# Finding Equilibrium Points

1. May 10, 2012

### roam

1. The problem statement, all variables and given/known data

http://img444.imageshack.us/img444/9288/51927159.jpg [Broken]

3. The attempt at a solution

(a) I'm mostly stuck on this part because I keep getting a complex number:

3x+y = 0 so x=-y/3

Substituting this in the second equation:

$\frac{y^2}{9} +1 = 0$

$\therefore \ y = \sqrt{-9} \implies y = 3 i$

Now putting this back into x=-y/3 we will get x=-i. So the only equilibrium point is (-i, 3i)?

(b) We can write the first equation yx-y as y(x-1) = 0. So the solutions here would be y=0 and x=1.

And if we set the second equation equal to 0: cos(πx)=0, the solution would be

$x=\frac{k \pi}{2}$

Where k is any odd integer (since cosine is zero at points like -π/2, π/2, 3π/2, etc).

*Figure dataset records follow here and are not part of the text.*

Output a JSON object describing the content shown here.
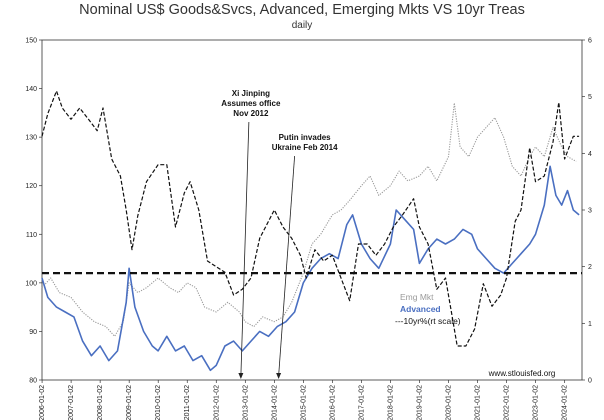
{
  "chart_data": {
    "type": "line",
    "title": "Nominal US$ Goods&Svcs, Advanced, Emerging Mkts VS 10yr Treas",
    "subtitle": "daily",
    "left_axis": {
      "min": 80,
      "max": 150,
      "ticks": [
        "80",
        "90",
        "100",
        "110",
        "120",
        "130",
        "140",
        "150"
      ]
    },
    "right_axis": {
      "min": 0,
      "max": 6,
      "ticks": [
        "0",
        "1",
        "2",
        "3",
        "4",
        "5",
        "6"
      ]
    },
    "x_ticks": [
      "2006-01-02",
      "2007-01-02",
      "2008-01-02",
      "2009-01-02",
      "2010-01-02",
      "2011-01-02",
      "2012-01-02",
      "2013-01-02",
      "2014-01-02",
      "2015-01-02",
      "2016-01-02",
      "2017-01-02",
      "2018-01-02",
      "2019-01-02",
      "2020-01-02",
      "2021-01-02",
      "2022-01-02",
      "2023-01-02",
      "2024-01-02"
    ],
    "x_range": [
      2006.0,
      2024.6
    ],
    "reference_line": {
      "value": 102,
      "axis": "left",
      "style": "dashed"
    },
    "annotations": [
      {
        "lines": [
          "Xi Jinping",
          "Assumes office",
          "Nov 2012"
        ],
        "x": 2012.85
      },
      {
        "lines": [
          "Putin invades",
          "Ukraine Feb 2014"
        ],
        "x": 2014.15
      }
    ],
    "legend": {
      "position": "lower-right",
      "items": [
        {
          "label": "Emg Mkt",
          "color": "#9a9a9a"
        },
        {
          "label": "Advanced",
          "color": "#4a6fc1"
        },
        {
          "label": "---10yr%(rt scale)",
          "color": "#111111"
        }
      ]
    },
    "source_label": "www.stlouisfed.org",
    "series": [
      {
        "name": "Emg Mkt",
        "axis": "left",
        "color": "#9a9a9a",
        "style": "dotted",
        "points": [
          [
            2006.0,
            99
          ],
          [
            2006.3,
            101
          ],
          [
            2006.6,
            98
          ],
          [
            2007.0,
            97
          ],
          [
            2007.4,
            94
          ],
          [
            2007.8,
            92
          ],
          [
            2008.2,
            91
          ],
          [
            2008.5,
            89
          ],
          [
            2008.8,
            92
          ],
          [
            2009.0,
            100
          ],
          [
            2009.3,
            98
          ],
          [
            2009.6,
            99
          ],
          [
            2010.0,
            101
          ],
          [
            2010.4,
            99
          ],
          [
            2010.7,
            98
          ],
          [
            2011.0,
            100
          ],
          [
            2011.3,
            99
          ],
          [
            2011.6,
            95
          ],
          [
            2012.0,
            94
          ],
          [
            2012.4,
            96
          ],
          [
            2012.8,
            94
          ],
          [
            2013.0,
            92
          ],
          [
            2013.3,
            91
          ],
          [
            2013.6,
            93
          ],
          [
            2014.0,
            92
          ],
          [
            2014.3,
            93
          ],
          [
            2014.6,
            96
          ],
          [
            2015.0,
            102
          ],
          [
            2015.3,
            108
          ],
          [
            2015.6,
            110
          ],
          [
            2016.0,
            114
          ],
          [
            2016.3,
            115
          ],
          [
            2016.6,
            117
          ],
          [
            2017.0,
            120
          ],
          [
            2017.3,
            122
          ],
          [
            2017.6,
            118
          ],
          [
            2018.0,
            120
          ],
          [
            2018.3,
            123
          ],
          [
            2018.6,
            121
          ],
          [
            2019.0,
            122
          ],
          [
            2019.3,
            124
          ],
          [
            2019.6,
            121
          ],
          [
            2020.0,
            126
          ],
          [
            2020.2,
            137
          ],
          [
            2020.4,
            128
          ],
          [
            2020.7,
            126
          ],
          [
            2021.0,
            130
          ],
          [
            2021.3,
            132
          ],
          [
            2021.6,
            134
          ],
          [
            2021.9,
            130
          ],
          [
            2022.2,
            124
          ],
          [
            2022.5,
            122
          ],
          [
            2022.8,
            126
          ],
          [
            2023.0,
            128
          ],
          [
            2023.3,
            126
          ],
          [
            2023.6,
            132
          ],
          [
            2023.9,
            128
          ],
          [
            2024.1,
            126
          ],
          [
            2024.4,
            125
          ]
        ]
      },
      {
        "name": "Advanced",
        "axis": "left",
        "color": "#4a6fc1",
        "style": "solid",
        "points": [
          [
            2006.0,
            101
          ],
          [
            2006.2,
            97
          ],
          [
            2006.5,
            95
          ],
          [
            2006.8,
            94
          ],
          [
            2007.1,
            93
          ],
          [
            2007.4,
            88
          ],
          [
            2007.7,
            85
          ],
          [
            2008.0,
            87
          ],
          [
            2008.3,
            84
          ],
          [
            2008.6,
            86
          ],
          [
            2008.9,
            96
          ],
          [
            2009.0,
            103
          ],
          [
            2009.2,
            95
          ],
          [
            2009.5,
            90
          ],
          [
            2009.8,
            87
          ],
          [
            2010.0,
            86
          ],
          [
            2010.3,
            89
          ],
          [
            2010.6,
            86
          ],
          [
            2010.9,
            87
          ],
          [
            2011.2,
            84
          ],
          [
            2011.5,
            85
          ],
          [
            2011.8,
            82
          ],
          [
            2012.0,
            83
          ],
          [
            2012.3,
            87
          ],
          [
            2012.6,
            88
          ],
          [
            2012.9,
            86
          ],
          [
            2013.2,
            88
          ],
          [
            2013.5,
            90
          ],
          [
            2013.8,
            89
          ],
          [
            2014.1,
            91
          ],
          [
            2014.4,
            92
          ],
          [
            2014.7,
            94
          ],
          [
            2015.0,
            100
          ],
          [
            2015.3,
            103
          ],
          [
            2015.6,
            105
          ],
          [
            2015.9,
            106
          ],
          [
            2016.2,
            105
          ],
          [
            2016.5,
            112
          ],
          [
            2016.7,
            114
          ],
          [
            2017.0,
            108
          ],
          [
            2017.3,
            105
          ],
          [
            2017.6,
            103
          ],
          [
            2018.0,
            108
          ],
          [
            2018.2,
            115
          ],
          [
            2018.5,
            113
          ],
          [
            2018.8,
            111
          ],
          [
            2019.0,
            104
          ],
          [
            2019.3,
            107
          ],
          [
            2019.6,
            109
          ],
          [
            2019.9,
            108
          ],
          [
            2020.2,
            109
          ],
          [
            2020.5,
            111
          ],
          [
            2020.8,
            110
          ],
          [
            2021.0,
            107
          ],
          [
            2021.3,
            105
          ],
          [
            2021.6,
            103
          ],
          [
            2021.9,
            102
          ],
          [
            2022.2,
            104
          ],
          [
            2022.5,
            106
          ],
          [
            2022.8,
            108
          ],
          [
            2023.0,
            110
          ],
          [
            2023.3,
            116
          ],
          [
            2023.5,
            124
          ],
          [
            2023.7,
            118
          ],
          [
            2023.9,
            116
          ],
          [
            2024.1,
            119
          ],
          [
            2024.3,
            115
          ],
          [
            2024.5,
            114
          ]
        ]
      },
      {
        "name": "10yr% (rt scale)",
        "axis": "right",
        "color": "#111111",
        "style": "dashed",
        "points": [
          [
            2006.0,
            4.3
          ],
          [
            2006.2,
            4.7
          ],
          [
            2006.5,
            5.1
          ],
          [
            2006.7,
            4.8
          ],
          [
            2007.0,
            4.6
          ],
          [
            2007.3,
            4.8
          ],
          [
            2007.6,
            4.6
          ],
          [
            2007.9,
            4.4
          ],
          [
            2008.1,
            4.8
          ],
          [
            2008.4,
            3.9
          ],
          [
            2008.7,
            3.6
          ],
          [
            2008.9,
            3.0
          ],
          [
            2009.1,
            2.3
          ],
          [
            2009.3,
            2.9
          ],
          [
            2009.6,
            3.5
          ],
          [
            2010.0,
            3.8
          ],
          [
            2010.3,
            3.8
          ],
          [
            2010.6,
            2.7
          ],
          [
            2010.9,
            3.3
          ],
          [
            2011.1,
            3.5
          ],
          [
            2011.4,
            3.0
          ],
          [
            2011.7,
            2.1
          ],
          [
            2012.0,
            2.0
          ],
          [
            2012.3,
            1.9
          ],
          [
            2012.6,
            1.5
          ],
          [
            2012.9,
            1.6
          ],
          [
            2013.2,
            1.8
          ],
          [
            2013.5,
            2.5
          ],
          [
            2013.8,
            2.8
          ],
          [
            2014.0,
            3.0
          ],
          [
            2014.3,
            2.7
          ],
          [
            2014.6,
            2.5
          ],
          [
            2014.9,
            2.2
          ],
          [
            2015.1,
            1.8
          ],
          [
            2015.4,
            2.3
          ],
          [
            2015.7,
            2.1
          ],
          [
            2016.0,
            2.2
          ],
          [
            2016.3,
            1.8
          ],
          [
            2016.6,
            1.4
          ],
          [
            2016.9,
            2.4
          ],
          [
            2017.2,
            2.4
          ],
          [
            2017.5,
            2.2
          ],
          [
            2017.8,
            2.4
          ],
          [
            2018.1,
            2.7
          ],
          [
            2018.4,
            2.9
          ],
          [
            2018.8,
            3.2
          ],
          [
            2019.0,
            2.7
          ],
          [
            2019.3,
            2.4
          ],
          [
            2019.6,
            1.6
          ],
          [
            2019.9,
            1.8
          ],
          [
            2020.1,
            1.2
          ],
          [
            2020.3,
            0.6
          ],
          [
            2020.6,
            0.6
          ],
          [
            2020.9,
            0.9
          ],
          [
            2021.2,
            1.7
          ],
          [
            2021.5,
            1.3
          ],
          [
            2021.8,
            1.5
          ],
          [
            2022.0,
            1.8
          ],
          [
            2022.3,
            2.8
          ],
          [
            2022.5,
            3.0
          ],
          [
            2022.8,
            4.1
          ],
          [
            2023.0,
            3.5
          ],
          [
            2023.3,
            3.6
          ],
          [
            2023.6,
            4.2
          ],
          [
            2023.8,
            4.9
          ],
          [
            2024.0,
            3.9
          ],
          [
            2024.3,
            4.3
          ],
          [
            2024.5,
            4.3
          ]
        ]
      }
    ]
  }
}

So the equilibrium points would be (kπ/2, 0) and (1, 0). Is this right? And could there be any more solutions?

Last edited by a moderator: May 6, 2017
2. May 10, 2012

### tiny-tim

hi roam!

3. May 10, 2012

### HallsofIvy

Staff Emeritus
Assuming that x and y are real numbers, getting a complex result tells you that there are no equilibrium points.

4. May 10, 2012

### jackmell

Wouldn't that be wrong though? The problem asked for ALL equilibrium points and made no mention of restricting the domain to reals. So if I turned this in and said there ain't any, would my professor be justified in markin' it wrong? And sides, it's $\pm 3i$ right?

5. May 10, 2012

### roam

Hi tiny tim,

So do you mean I should pick the +ve side of ±3i, so the that the only equilibrium is at (-i, 3i)?

What was wrong with what I did?

Yes, I think we are required to find all values, not just reals.

6. May 10, 2012

### tiny-tim

i'm assuming x and y are both restricted to the reals

(i'd be very surprised if that's not true)
oops! nothing!

you got 'em all!

(but (1,0) is wrong … dy/dt = cosπ ≠ 0)

7. May 10, 2012

### jackmell

Ok look. I think I just caused trouble with that. I'd bet you're just required to find the reals. I'm lucky the mods don't get on me for that but it does open up an interesting phenomenon: what exactly are complex equilibrium points? You see, doing the unexpected, being curious, asking questions, that's where real mathematics is created. :)

Last edited: May 10, 2012
8. May 10, 2012

### roam

But didn't we find from the first equation yx-y=y(x-1)=0 that (1,0) is a solution? Because this equation is zero at either x=1 and y=0.

9. May 10, 2012

### roam

So (kπ/2, 0) are the only solutions? What happens to the x=1 that I found from the other equation?

10. May 10, 2012

### BruceW

yes, (kπ/2, 0) are the only solutions (with k an odd number, as you said).

you found that (1,0) is a fixed point for x, but you need it to also be a fixed point for y. The equation to get a fixed point for y is cos(πx)=0 so does your point satisfy this?